President Obama is hoping the historic two-day summit he wraps up Tuesday afternoon with 10 Asian leaders in Southern California will cement his legacy and his “pivot” to Asia, but it’s not at all clear whether his successors will follow the precedent.
“This reflects my personal commitment, and the national commitment of the United States, to a strong and enduring partnership with your 10 nations individually, and to Southeast Asia as one region, as one community,” Obama told leaders of the Association of Southeast Asian Nations as they arrived at Sunnylands resort in Rancho Mirage, Calif., on Monday.
“As part of our deeper engagement [in Asia], I’m proud to be the first U.S. president to meet with leaders of all 10 ASEAN countries,” Obama said. “I’ve made now seven visits to the ASEAN region, more than any previous American president.”
Ernest Bower, an expert on Southeast Asia with the Center for Strategic and International Studies, said Obama wants the summit to become permanent, but nothing beyond the expectations his action may instill in ASEAN leaders is compelling subsequent presidents to make it a tradition.
“It’s clearly the president and the White House trying to establish a precedent that they hope whoever becomes president of the United States will continue,” he said on a conference call ahead of the meeting.
The conference, the first of its kind held on U.S. soil, is focused on economic, maritime, trade, environmental, governance and security issues.
Among other things, leaders discussed ways to fight climate change and the international agreement on carbon emissions reached in Paris late last year. Obama, who is joined by Secretary of State John Kerry, Commerce Secretary Penny Pritzker, and U.S. Trade Rep. Michael Froman, are also underscoring the need to ratify the Trans-Pacific Partnership and what requisites the six ASEAN countries not part of the initial group of 12 TPP nations need to meet to join.
The only accord expected to emerge from the summit is some sort of statement on freedom of navigation in the South China Sea.
China has developed and built up reefs, islands and atolls as part of a series of strategic land claims in the South China Sea, which has angered almost every nation in the region. Four members of ASEAN, as well as Japan and other countries in the region, are disputing those land claims.
Kerry said on Tuesday that he expected the group to issue a unanimous statement, and that he hoped it would be stronger than previous ones.

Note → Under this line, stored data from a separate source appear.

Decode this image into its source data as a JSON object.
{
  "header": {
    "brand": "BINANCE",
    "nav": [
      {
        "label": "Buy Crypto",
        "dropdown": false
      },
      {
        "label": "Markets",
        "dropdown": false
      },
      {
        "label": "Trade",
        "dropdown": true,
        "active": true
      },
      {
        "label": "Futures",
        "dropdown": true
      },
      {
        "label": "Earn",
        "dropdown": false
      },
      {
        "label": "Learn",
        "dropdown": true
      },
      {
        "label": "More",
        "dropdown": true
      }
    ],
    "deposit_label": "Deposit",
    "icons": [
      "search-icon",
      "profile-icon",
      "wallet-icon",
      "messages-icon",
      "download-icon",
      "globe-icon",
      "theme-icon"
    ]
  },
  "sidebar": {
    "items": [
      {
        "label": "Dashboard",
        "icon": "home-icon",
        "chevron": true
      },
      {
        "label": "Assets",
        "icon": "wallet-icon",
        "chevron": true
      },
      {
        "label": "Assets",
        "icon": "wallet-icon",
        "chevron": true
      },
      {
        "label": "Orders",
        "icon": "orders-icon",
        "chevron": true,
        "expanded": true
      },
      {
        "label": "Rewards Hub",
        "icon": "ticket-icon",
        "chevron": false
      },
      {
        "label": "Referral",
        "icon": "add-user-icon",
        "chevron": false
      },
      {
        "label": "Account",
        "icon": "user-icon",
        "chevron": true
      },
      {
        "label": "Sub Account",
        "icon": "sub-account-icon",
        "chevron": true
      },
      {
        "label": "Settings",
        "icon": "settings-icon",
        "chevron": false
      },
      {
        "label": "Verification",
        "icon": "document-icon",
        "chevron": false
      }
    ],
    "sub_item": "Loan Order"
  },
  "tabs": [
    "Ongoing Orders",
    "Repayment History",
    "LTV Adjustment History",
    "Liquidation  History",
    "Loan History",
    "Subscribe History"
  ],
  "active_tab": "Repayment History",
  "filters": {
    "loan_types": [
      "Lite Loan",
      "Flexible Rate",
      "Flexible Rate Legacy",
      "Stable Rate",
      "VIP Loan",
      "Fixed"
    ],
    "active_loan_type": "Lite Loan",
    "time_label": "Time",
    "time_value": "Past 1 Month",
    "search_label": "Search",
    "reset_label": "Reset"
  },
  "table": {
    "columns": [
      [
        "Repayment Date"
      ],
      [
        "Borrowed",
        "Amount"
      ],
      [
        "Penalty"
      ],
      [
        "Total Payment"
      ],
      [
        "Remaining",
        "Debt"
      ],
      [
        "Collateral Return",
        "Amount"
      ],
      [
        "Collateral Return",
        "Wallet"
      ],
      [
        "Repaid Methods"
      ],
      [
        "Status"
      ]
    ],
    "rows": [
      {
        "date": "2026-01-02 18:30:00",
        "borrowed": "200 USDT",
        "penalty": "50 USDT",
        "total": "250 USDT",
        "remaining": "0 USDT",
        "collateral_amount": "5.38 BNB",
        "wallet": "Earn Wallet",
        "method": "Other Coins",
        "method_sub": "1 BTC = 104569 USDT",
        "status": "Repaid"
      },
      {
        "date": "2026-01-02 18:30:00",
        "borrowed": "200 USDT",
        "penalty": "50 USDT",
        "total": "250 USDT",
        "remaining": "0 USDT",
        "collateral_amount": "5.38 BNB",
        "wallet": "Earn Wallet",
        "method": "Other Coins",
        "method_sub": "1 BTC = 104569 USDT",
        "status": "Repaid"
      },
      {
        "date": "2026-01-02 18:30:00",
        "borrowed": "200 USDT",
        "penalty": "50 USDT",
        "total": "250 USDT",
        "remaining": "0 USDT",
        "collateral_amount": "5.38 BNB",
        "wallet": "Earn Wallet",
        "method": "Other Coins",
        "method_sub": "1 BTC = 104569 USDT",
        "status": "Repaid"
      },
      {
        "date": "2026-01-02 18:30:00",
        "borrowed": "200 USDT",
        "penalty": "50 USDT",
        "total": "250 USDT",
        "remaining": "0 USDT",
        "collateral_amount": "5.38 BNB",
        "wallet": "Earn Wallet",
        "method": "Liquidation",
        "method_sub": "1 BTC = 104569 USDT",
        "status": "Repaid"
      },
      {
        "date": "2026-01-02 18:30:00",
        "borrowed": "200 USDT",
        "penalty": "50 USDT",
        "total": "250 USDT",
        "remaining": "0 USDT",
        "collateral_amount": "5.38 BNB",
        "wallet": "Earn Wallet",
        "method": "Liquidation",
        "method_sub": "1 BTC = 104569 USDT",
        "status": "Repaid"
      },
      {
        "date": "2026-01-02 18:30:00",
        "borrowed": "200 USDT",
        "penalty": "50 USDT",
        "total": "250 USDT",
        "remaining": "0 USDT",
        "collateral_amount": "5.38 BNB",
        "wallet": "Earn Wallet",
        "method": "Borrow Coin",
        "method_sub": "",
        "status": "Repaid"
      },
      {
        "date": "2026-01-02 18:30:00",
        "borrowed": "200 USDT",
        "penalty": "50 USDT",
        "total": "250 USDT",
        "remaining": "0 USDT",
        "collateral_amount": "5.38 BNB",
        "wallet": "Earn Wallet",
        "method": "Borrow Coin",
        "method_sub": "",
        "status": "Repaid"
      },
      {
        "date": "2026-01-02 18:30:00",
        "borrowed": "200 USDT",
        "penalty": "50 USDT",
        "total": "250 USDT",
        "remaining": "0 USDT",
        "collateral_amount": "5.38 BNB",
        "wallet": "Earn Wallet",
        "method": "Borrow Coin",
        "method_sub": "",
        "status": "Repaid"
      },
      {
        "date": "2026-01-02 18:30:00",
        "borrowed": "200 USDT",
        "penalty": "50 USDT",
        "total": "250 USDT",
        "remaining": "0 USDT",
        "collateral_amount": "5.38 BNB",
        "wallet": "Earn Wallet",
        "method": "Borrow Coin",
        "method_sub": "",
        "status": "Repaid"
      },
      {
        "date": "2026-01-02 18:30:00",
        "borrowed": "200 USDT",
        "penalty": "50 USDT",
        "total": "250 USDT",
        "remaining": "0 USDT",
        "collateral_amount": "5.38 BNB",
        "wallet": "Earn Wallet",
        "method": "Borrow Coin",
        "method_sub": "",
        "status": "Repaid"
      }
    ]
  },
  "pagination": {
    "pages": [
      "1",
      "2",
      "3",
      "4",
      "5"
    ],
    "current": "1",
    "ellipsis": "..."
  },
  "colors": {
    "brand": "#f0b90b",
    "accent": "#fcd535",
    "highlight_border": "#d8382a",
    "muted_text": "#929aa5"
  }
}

Trade issues were the topic of one working session. Member nations collectively compose the world’s seventh-largest economy and constitute the U.S.’s fourth-largest trading partner.
The conference kicks off a year of significant Asian engagement for Obama.
The president is slated to visit the region in May when he travels to Japan for the G-7, and twice in September when China hosts the G-20 and Laos hosts ASEAN’s annual summit. By the time he leaves office, he will have visited every Southeast Asian nation.
Bower said it all plays into Obama’s sprint to use his last year in office to solidify his self-declared hope of being “the first ‘Pacific president.’ That was his goal when he started in the White House; and I think he very much sees this as a legacy.”
Part of that legacy is establishing an initiative called U.S.-ASEAN Connect. The Obama administration is opening regional offices led by different U.S. agencies in Bangkok, Thailand; Jakarta, Indonesia; and Singapore.
“[I]t’s basically an all-U.S.-government effort to help, where possible, on things like infrastructure projects … often ASEAN can’t come up with bankable projects that you can actually get credit, raise lending for; and it’s an effort to build capacity” as the association tries to better economically integrate poorer member nations such as Laos, Myanmar and Cambodia, said CSIS’s Murray Hiebert, a regional expert.
Hiebert said he thinks the administration chose Sunnylands as the location to denote how important the meeting is to Obama, and that he is willing to leave Washington and devote two days to nothing but engaging with leaders of the member nations: Brunei, Cambodia, Indonesia, Laos, Malaysia, Myanmar, the Philippines, Singapore, Thailand and Vietnam.
However, his guests may not see it that way.
“[M]any of these guys have not ever been to Washington; many of them have not been to the White House. And I think they … would see an enormous tip in being invited to the White House and having pictures taken with the president there,” Hiebert said. “I suspect that the next version of this meeting will be held in Washington, D.C.”